コミュニケーションツールとしてはもちろん、いまやビジネス上の情報発信ツールとしても幅広く活用されるSNS(ソーシャル・ネットワーキング・サービス)。しかし炎上騒動が取り沙汰される機会も多く、不用意な投稿による信頼低下や情報漏洩など、企業にとっては大きなリスクも伴います。

そこでこの記事では、企業がリスクを回避するために行うべき、社員教育をはじめとした社内におけるSNS対策について解説します。社員のSNS利用による炎上リスクを回避し、トラブルを防ぐためにはどのような対策が有効なのか、ご紹介します。

社員一人一人の意識向上が対策のポイント

社内におけるSNS対策にはさまざまな方法が考えられますが、最大のポイントとなるのは、社員全員のSNSに対する意識の向上です。

個人アカウントにも注意が必要!

会社として公式に取得したアカウントについてはもちろんのこと、リスクを回避するためには、社員一人ひとりの個人アカウントにも注意を払わなければなりません。

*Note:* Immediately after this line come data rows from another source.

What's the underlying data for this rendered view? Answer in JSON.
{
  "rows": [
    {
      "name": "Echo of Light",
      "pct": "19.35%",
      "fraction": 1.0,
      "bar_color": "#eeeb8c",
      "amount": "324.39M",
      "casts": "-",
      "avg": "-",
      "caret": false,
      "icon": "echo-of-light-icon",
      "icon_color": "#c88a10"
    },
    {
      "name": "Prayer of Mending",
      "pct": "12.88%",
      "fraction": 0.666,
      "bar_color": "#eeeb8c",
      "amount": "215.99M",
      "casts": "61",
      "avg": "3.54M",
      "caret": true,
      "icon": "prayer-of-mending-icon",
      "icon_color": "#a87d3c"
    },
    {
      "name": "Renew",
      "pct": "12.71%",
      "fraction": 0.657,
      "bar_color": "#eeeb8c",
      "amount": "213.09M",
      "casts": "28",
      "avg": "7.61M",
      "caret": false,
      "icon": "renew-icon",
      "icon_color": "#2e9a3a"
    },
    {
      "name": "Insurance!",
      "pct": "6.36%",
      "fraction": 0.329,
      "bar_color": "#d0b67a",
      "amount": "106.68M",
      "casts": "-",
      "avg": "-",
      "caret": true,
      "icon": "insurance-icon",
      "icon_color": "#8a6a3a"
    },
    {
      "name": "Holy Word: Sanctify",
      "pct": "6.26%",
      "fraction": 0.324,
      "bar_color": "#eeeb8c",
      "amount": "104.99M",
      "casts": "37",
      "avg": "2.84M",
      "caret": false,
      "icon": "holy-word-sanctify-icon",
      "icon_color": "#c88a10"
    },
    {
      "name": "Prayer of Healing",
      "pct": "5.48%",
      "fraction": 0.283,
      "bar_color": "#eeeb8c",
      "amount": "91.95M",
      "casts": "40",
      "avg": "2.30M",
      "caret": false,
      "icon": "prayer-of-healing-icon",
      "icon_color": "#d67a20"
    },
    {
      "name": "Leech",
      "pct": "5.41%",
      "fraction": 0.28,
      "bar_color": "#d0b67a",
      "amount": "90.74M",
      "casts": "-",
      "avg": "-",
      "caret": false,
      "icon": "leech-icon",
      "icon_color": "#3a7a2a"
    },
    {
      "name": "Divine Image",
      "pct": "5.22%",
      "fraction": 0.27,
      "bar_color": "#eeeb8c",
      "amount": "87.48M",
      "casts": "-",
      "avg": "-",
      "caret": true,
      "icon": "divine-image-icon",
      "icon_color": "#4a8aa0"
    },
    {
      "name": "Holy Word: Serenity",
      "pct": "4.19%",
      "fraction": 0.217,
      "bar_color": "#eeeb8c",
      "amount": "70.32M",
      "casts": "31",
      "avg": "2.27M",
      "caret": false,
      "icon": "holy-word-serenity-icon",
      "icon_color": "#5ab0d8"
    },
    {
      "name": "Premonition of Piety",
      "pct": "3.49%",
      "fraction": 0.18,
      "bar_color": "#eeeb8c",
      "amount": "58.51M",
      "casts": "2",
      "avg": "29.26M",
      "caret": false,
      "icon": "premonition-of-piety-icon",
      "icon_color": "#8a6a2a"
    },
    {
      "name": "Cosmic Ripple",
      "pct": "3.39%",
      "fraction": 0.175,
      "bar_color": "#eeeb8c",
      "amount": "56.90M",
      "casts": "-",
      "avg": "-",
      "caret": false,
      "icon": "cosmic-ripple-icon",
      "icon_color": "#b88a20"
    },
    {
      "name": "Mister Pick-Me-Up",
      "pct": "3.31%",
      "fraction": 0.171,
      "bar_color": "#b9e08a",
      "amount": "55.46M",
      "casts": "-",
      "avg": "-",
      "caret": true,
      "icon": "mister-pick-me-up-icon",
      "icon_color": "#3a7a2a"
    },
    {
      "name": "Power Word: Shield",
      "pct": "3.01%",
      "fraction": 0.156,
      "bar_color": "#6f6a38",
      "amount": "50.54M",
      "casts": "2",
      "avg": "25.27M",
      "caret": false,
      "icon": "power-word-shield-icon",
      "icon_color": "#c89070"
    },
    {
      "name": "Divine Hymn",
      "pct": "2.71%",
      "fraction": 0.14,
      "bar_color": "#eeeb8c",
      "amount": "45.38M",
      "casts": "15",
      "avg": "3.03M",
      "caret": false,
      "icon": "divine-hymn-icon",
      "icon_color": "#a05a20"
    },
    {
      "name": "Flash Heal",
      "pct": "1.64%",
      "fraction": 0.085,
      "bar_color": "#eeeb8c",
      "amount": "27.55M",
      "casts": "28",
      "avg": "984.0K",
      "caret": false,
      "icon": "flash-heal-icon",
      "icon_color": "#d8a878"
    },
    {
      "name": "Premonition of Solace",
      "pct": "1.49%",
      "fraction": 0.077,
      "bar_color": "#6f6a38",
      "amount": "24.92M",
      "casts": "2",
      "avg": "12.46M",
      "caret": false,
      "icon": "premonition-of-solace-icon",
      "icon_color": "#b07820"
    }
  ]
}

たとえ社員個人のプライベートなアカウントであっても、ひとたび炎上が起きれば、プロフィールや過去の投稿から勤めている企業名が特定されてしまう恐れも……。本人のみならず会社にも批判が向けられ、大きな被害につながることもあるため、そうしたリスクに対する社員一人ひとりの当事者意識を高めることが重要です。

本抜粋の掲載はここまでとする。